Darum gehts
- Antisemitische Gewalt in Australien eskaliert mit Terroranschlag in Sydney
- Experte sieht Zusammenhang mit zunehmend kritischer Haltung Australiens gegenüber Israel
- Über 1600 antisemitische Vorfälle in Australien von Herbst 2024 bis 2025
Drohungen, Schmierereien, Brandanschläge – und nun ein Terrorattentat. Seit dem 7. Oktober 2023 erlebt Australien einen drastischen Anstieg antisemitischer Gewalt. Am Sonntag erreicht sie in Sydney eine neue Eskalationsstufe: Die Täter eröffnen das Feuer auf eine Menge von Hunderten Jüdinnen und Juden, die am Bondi Beach in Sydney Chanukka feiern. Die Bilanz: mindestens 16 Tote.
«Die Attacke ist Teil einer antisemitischen Welle, die wir weltweit erleben», sagt der deutsche Extremismusforscher Ahmad Mansour zu Blick.
Die Zahlen stützen diese Einschätzung. So verzeichnete Australien von Herbst 2024 bis Herbst 2025 über 1600 antisemitische Vorfälle. Rund dreimal so viele wie vor dem Hamas-Angriff auf Israel.
Schuld an diesem Trend sei unter anderem die australische Politik, erklärt Mansour. Namentlich die zunehmend kritische Haltung der australischen Regierung gegenüber Israel. So erkennt sie diesen September Palästina als Staat an und unterstützt vermehrt Forderungen nach einem Rückzug der israelischen Truppen aus Gaza.
Serie von Anschlägen
«Die antiisraelische Politik ist Futter für Antisemiten. Sie fühlen sich bestätigt», so der Experte. «Am Ende leidet darunter nicht Israel als Staat, sondern jüdische Gemeinschaften weltweit.»
In Melbourne etwa wurde im Dezember 2024 eine Synagoge in Brand gesetzt. In Sydney wurden Autos und Häuser von jüdischen Gemeindemitgliedern beschädigt oder angezündet, teils mit antisemitischen Parolen. Anfang 2025 entdeckten Ermittler in New South Wales einen Wohnwagen mit Sprengstoff nahe einer jüdischen Einrichtung.
Australische Sicherheitsbehörden prüfen in mehreren Fällen auch eine mögliche Verbindung der mutmasslichen Täter zum Iran. Die Regierung wies 2025 den iranischen Botschafter aus und schloss ihre eigene Botschaft in Teheran.
Für das Massaker in Sydney sind mindestens zwei Täter verantwortlich. Einer wurde erschossen, der andere wurde festgenommen und befindet sich in kritischem Zustand. Die Polizei fand Sprengsätze in einem ihrer Autos.
«Koordinierte Vorgehensweise»
Mansour sieht darin Anzeichen einer geplanten Tat. «Mehrere Beteiligte, Waffen und Sprengsätze sprechen für eine koordinierte Vorgehensweise», so der Experte.
Die australischen Ermittler haben die Wohnung des verletzten Verdächtigen durchsucht. Er war den Behörden bekannt – aber nicht als unmittelbare Gefahr eingestuft. Ob er Verbindungen zu radikalisierten Gruppierungen hat, ist derzeit ungewiss.
Ahmad Mansour betont, antisemitische Gewalt sei aktuell überall ein Problem, nicht nur in Australien. Die Konsequenz: «Jüdinnen und Juden werden sich zunehmend aus westlichen Ländern zurückziehen», so der Experte.

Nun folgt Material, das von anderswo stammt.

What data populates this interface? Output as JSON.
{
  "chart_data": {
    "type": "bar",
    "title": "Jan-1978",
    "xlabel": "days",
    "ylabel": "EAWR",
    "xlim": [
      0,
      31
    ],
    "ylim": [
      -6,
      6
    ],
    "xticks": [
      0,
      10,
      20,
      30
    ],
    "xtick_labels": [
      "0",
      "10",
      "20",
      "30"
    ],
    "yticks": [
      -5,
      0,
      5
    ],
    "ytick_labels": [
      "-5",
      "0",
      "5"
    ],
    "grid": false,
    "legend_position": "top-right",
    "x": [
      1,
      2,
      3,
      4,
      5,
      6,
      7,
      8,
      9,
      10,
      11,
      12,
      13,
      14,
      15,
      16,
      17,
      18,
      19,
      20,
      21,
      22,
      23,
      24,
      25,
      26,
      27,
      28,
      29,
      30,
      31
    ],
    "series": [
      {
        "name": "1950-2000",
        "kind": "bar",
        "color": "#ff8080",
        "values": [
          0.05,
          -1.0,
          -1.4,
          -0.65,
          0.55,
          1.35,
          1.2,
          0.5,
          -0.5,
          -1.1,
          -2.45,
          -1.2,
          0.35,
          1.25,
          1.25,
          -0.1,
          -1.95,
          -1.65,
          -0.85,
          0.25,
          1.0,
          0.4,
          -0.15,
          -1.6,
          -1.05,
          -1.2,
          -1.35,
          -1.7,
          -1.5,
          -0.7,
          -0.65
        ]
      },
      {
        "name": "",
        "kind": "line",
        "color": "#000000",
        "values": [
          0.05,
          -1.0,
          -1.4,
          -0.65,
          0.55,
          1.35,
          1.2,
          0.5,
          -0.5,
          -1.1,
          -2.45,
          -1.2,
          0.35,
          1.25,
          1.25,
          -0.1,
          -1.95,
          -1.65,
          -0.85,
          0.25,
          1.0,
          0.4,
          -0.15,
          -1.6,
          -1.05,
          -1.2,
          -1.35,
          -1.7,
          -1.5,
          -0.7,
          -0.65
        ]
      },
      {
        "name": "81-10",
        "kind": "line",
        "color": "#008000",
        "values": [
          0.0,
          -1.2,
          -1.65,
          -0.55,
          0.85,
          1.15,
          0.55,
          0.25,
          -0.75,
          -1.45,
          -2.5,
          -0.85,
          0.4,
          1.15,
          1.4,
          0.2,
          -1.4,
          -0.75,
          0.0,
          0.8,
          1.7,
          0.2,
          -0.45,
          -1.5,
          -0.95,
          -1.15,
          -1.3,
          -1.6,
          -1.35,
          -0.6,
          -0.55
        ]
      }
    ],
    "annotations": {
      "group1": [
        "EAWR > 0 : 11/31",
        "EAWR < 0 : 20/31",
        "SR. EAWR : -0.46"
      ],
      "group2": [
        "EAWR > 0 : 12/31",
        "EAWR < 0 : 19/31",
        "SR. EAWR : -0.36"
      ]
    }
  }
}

Mehrere Hundert, teils über tausend Juden feierten diesen Sonntag am Bondi Beach. Videoaufnahmen zeigen, wie zwei Attentäter von einer Fussgängerbrücke auf die Menschen schiessen. Der Angriff dauerte mehrere Minuten lang.
«Langsam und amateurhaft»
Unter den 16 Toten sind einer der Schützen sowie der jüdische Organisator des Fests. Dutzende Menschen wurden verletzt.
«Was mich an diesem Angriff schockiert, ist, wie langsam und amateurhaft die Sicherheitskräfte reagiert haben», sagt Mansour und gibt zu bedenken: «Wenn man heute ein so grosses jüdisches Fest plant, muss das Sicherheitskonzept besser sein.»
Für Mansour ist der Anschlag von Sydney mehr als ein einzelnes Verbrechen. Er steht für eine Entwicklung, die jüdisches Leben zunehmend unsicher macht – selbst in offenen, westlichen Gesellschaften. «Und das schadet nicht zuletzt der Demokratie als solcher.»